If you have been on the internet, you have probably consumed information from Wikipedia. While citing Wikipedia as a source is often frowned upon in academic circles, it is the place where we all go to when we want to know about the history of bucket hats (yes, I did look this up once and it was a fun read!), where your favourite actor did her schooling from or about some war that happened in 18th century France that you really need to know about for an assignment due in 4 hours. More often than not, what we get when we google something is a Wikipedia summary of it. It is free, improves access to information and helps increase knowledge in the world, one day at a time. But despite all this, Wikipedia does have its shortcomings. Funnily enough, the first place I went to read about the Criticisms of Wikipedia was Wikipedia.
While Wikipedia has many criticisms against it ranging from institutional to ideological bias, we are going to stick to the widespread gender bias in Wikipedia for the purpose of this article. To edit Wikipedia, one must use a “neutral point of view” to make the content free from biases. But in the past, Wikipedia has been used by organizations to promote their points of view. In 2008, CAMERA, a pro-Israel group sent an email calling for volunteers to edit “anti-Israeli” content by pro-Palestinian groups on Wikipedia. Sticking to a neutral point of view is hard even for individual editors, with unconscious (or otherwise) biases slipping through in how the edits are framed, what articles are edited and what edits are accepted. In 2009, Wikipedia introduced a new feature where users could select their preferred gender while editing. A research paper from 2011 found that only 1 in 5 of editors happened to be women. But the bias runs deeper. Women, even if they are registered, edit less than men and their average editing lifespan is also shorter than men. Now, why is this the case? Research has shown that women feel less confident editing someone else’s work and about their expertise, leading them to spend less time editing Wikipedia. The fact that women have more care work responsibilities in their non-working time could also be a reason for why women edit less. No matter what the reason for the gender editing gap is, it matters a lot. Women and men bring different things to the table. With predominantly male editors, a lot of issues might have skewed takes and we also miss out on important topics that women have more of an interest in.

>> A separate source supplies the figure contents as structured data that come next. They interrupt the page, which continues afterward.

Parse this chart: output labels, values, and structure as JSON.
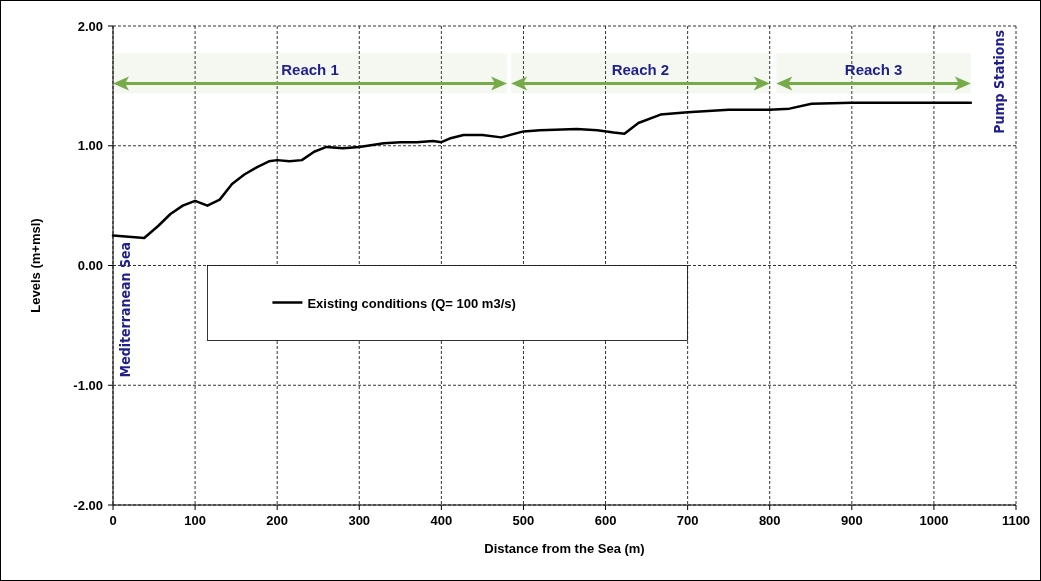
{
  "chart_data": {
    "type": "line",
    "xlabel": "Distance from the Sea (m)",
    "ylabel": "Levels (m+msl)",
    "xlim": [
      0,
      1100
    ],
    "xticks": [
      0,
      100,
      200,
      300,
      400,
      500,
      600,
      700,
      800,
      900,
      1000,
      1100
    ],
    "ylim": [
      -2,
      2
    ],
    "yticks": [
      {
        "value": -2,
        "label": "-2.00"
      },
      {
        "value": -1,
        "label": "-1.00"
      },
      {
        "value": 0,
        "label": "0.00"
      },
      {
        "value": 1,
        "label": "1.00"
      },
      {
        "value": 2,
        "label": "2.00"
      }
    ],
    "grid": true,
    "legend": "center",
    "line_style": "solid",
    "marker": "none",
    "series": [
      {
        "name": "Existing conditions (Q= 100 m3/s)",
        "color": "#000000",
        "x": [
          0,
          38,
          55,
          70,
          85,
          100,
          115,
          130,
          145,
          160,
          175,
          190,
          200,
          215,
          230,
          245,
          260,
          280,
          300,
          330,
          350,
          370,
          390,
          400,
          410,
          427,
          450,
          473,
          500,
          520,
          565,
          590,
          610,
          623,
          640,
          667,
          700,
          750,
          800,
          824,
          851,
          900,
          950,
          1000,
          1045
        ],
        "values": [
          0.25,
          0.23,
          0.33,
          0.43,
          0.5,
          0.54,
          0.5,
          0.55,
          0.68,
          0.76,
          0.82,
          0.87,
          0.88,
          0.87,
          0.88,
          0.95,
          0.99,
          0.98,
          0.99,
          1.02,
          1.03,
          1.03,
          1.04,
          1.03,
          1.06,
          1.09,
          1.09,
          1.07,
          1.12,
          1.13,
          1.14,
          1.13,
          1.11,
          1.1,
          1.19,
          1.26,
          1.28,
          1.3,
          1.3,
          1.31,
          1.35,
          1.36,
          1.36,
          1.36,
          1.36
        ]
      }
    ],
    "bands": [
      {
        "axis": "x",
        "from": 0,
        "to": 480,
        "label": "Reach 1",
        "color": "#77ab4a"
      },
      {
        "axis": "x",
        "from": 485,
        "to": 800,
        "label": "Reach 2",
        "color": "#77ab4a"
      },
      {
        "axis": "x",
        "from": 808,
        "to": 1045,
        "label": "Reach 3",
        "color": "#77ab4a"
      }
    ],
    "annotations": [
      "Mediterranean Sea",
      "Pump Stations"
    ]
  }
}
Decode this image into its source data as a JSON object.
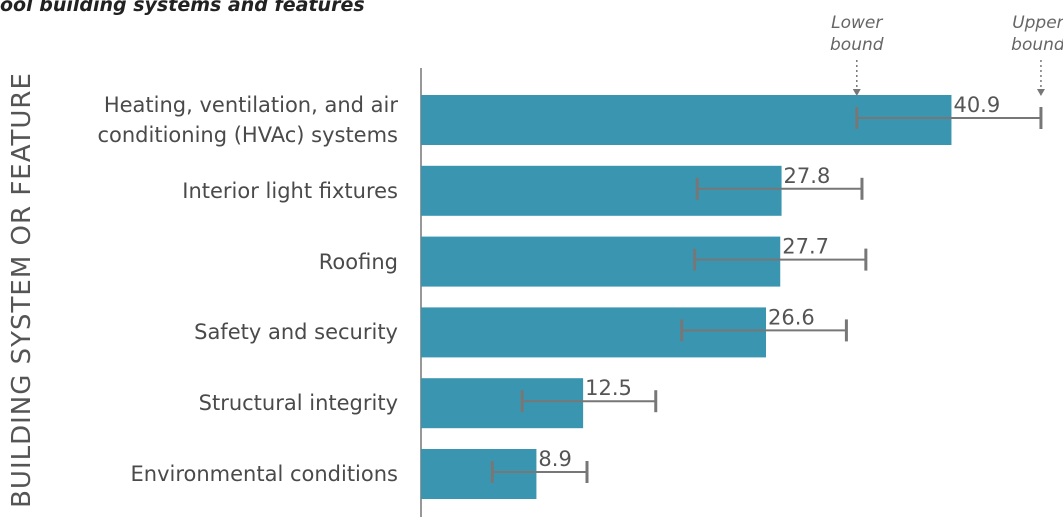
{
  "chart_data": {
    "type": "bar",
    "orientation": "horizontal",
    "title": "ool building systems and features",
    "y_label": "BUILDING SYSTEM OR FEATURE",
    "annotations": [
      "Lower bound",
      "Upper bound"
    ],
    "categories": [
      "Heating, ventilation, and air conditioning (HVAc) systems",
      "Interior light fixtures",
      "Roofing",
      "Safety and security",
      "Structural integrity",
      "Environmental conditions"
    ],
    "series": [
      {
        "color": "#3a96b0",
        "values": [
          40.9,
          27.8,
          27.7,
          26.6,
          12.5,
          8.9
        ],
        "lower": [
          33.6,
          21.3,
          21.1,
          20.1,
          7.8,
          5.5
        ],
        "upper": [
          47.8,
          34.0,
          34.3,
          32.8,
          18.1,
          12.8
        ]
      }
    ],
    "xlim": [
      0,
      49.5
    ]
  }
}
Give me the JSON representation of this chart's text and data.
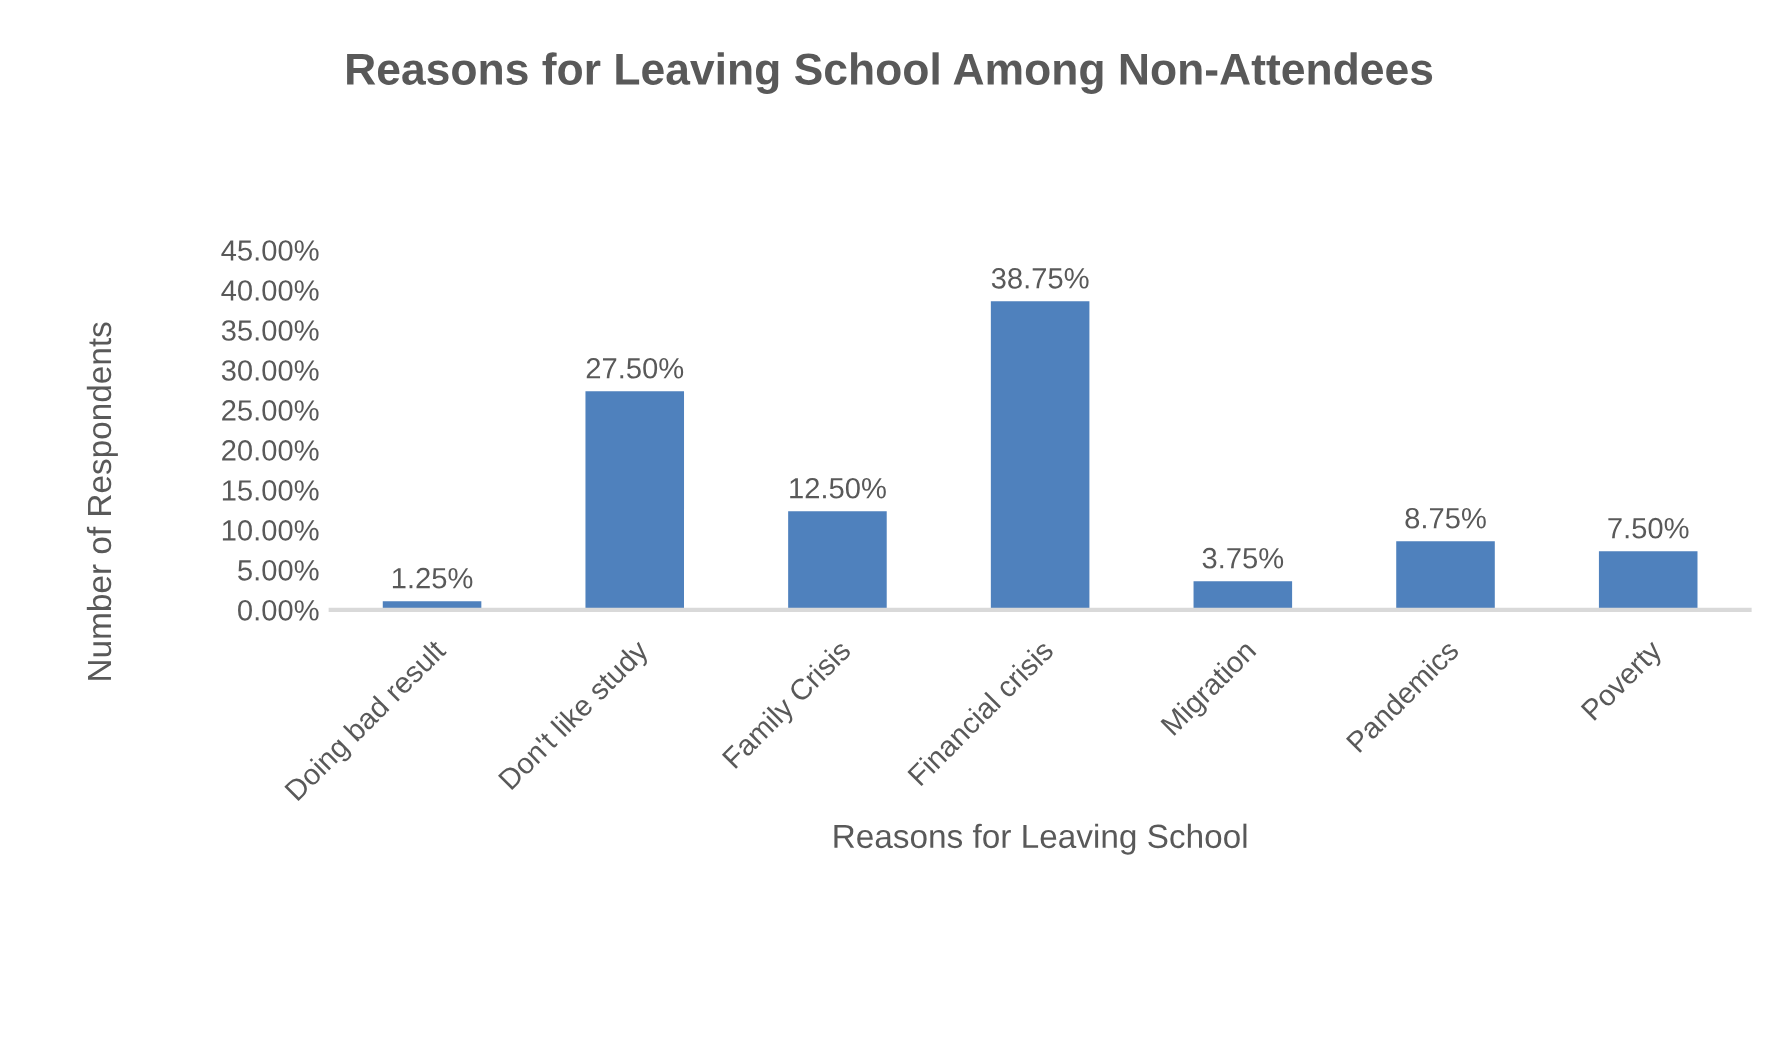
{
  "chart_data": {
    "type": "bar",
    "title": "Reasons for Leaving School Among Non-Attendees",
    "xlabel": "Reasons for Leaving School",
    "ylabel": "Number of Respondents",
    "categories": [
      "Doing bad result",
      "Don't like study",
      "Family Crisis",
      "Financial crisis",
      "Migration",
      "Pandemics",
      "Poverty"
    ],
    "values": [
      1.25,
      27.5,
      12.5,
      38.75,
      3.75,
      8.75,
      7.5
    ],
    "color": "#4f81bd",
    "value_labels": [
      "1.25%",
      "27.50%",
      "12.50%",
      "38.75%",
      "3.75%",
      "8.75%",
      "7.50%"
    ],
    "ylim": [
      0,
      45
    ],
    "yticks": [
      {
        "value": 0,
        "label": "0.00%"
      },
      {
        "value": 5,
        "label": "5.00%"
      },
      {
        "value": 10,
        "label": "10.00%"
      },
      {
        "value": 15,
        "label": "15.00%"
      },
      {
        "value": 20,
        "label": "20.00%"
      },
      {
        "value": 25,
        "label": "25.00%"
      },
      {
        "value": 30,
        "label": "30.00%"
      },
      {
        "value": 35,
        "label": "35.00%"
      },
      {
        "value": 40,
        "label": "40.00%"
      },
      {
        "value": 45,
        "label": "45.00%"
      }
    ]
  }
}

Even though 39% of chemistry PhDs are awarded to women every year just in the US, women chemist’s biographies only make up 7-11% of Wikipedia’s total biographies on chemists. When women scientists, novelists and other prominent women aren’t equally represented in the most easily accessible source for information, we are depriving young girls of role models they can look up to and it also has a profound impact on societal attitudes in general. Having more women editing wikipedia and increasing representation of eminent women will help maintain the “neutral point of view” by reducing bias.
In 2017, scientists fed AI with all of wikipedia to help it understand what was appropriate and not appropriate to do. The impact and reach of Artificial intelligence is ever growing and it is important that we don’t feed our existing biases into these systems and further solidify systemic bias in decision making. That is another very important reason why we need to ensure equal representation and reduce bias in Wikipedia.
The models used in machine learning these days need huge amounts of data to train them. Most Natural Language Processing (NLP) models, which need textual data, scrape the data which is available publicly to train their model. Wikipedia is one of the most used data sources for training. Transformer-based models like BERT and GPT-3, which are the latest used models in NLP are trained on Wikipedia as well. It is also one of the few sites where one can get information about various things all in one place and in a similar format. Wikipedia, though it is not meant to be an interpretable corpus for any particular NLP task, appears as an impassable opportunity in this context. It is large, up-to-date, and encompasses a wide variety of subjects. This paper shows how Wikipedia is used for various NLP tasks.
Whatever data is present on Wikipedia determines the style in which the NLP models will learn and generate data. Therefore it is important that we have a balanced and fair Wikipedia so that the models on which this data is trained are more robust and fair. The bias present in the data can seep into the models, which can affect the decisions made by the model. In order to reduce this gender data gap in Wikipedia, Project Hidden Voices aims to develop information theoretical approaches, ML-assisted auto identification and validation of external sources and textual analysis methods to auto-generate a first draft of Wikipedia-style biography for notable women in STEMM. This will encourage more people to write articles about women in the future.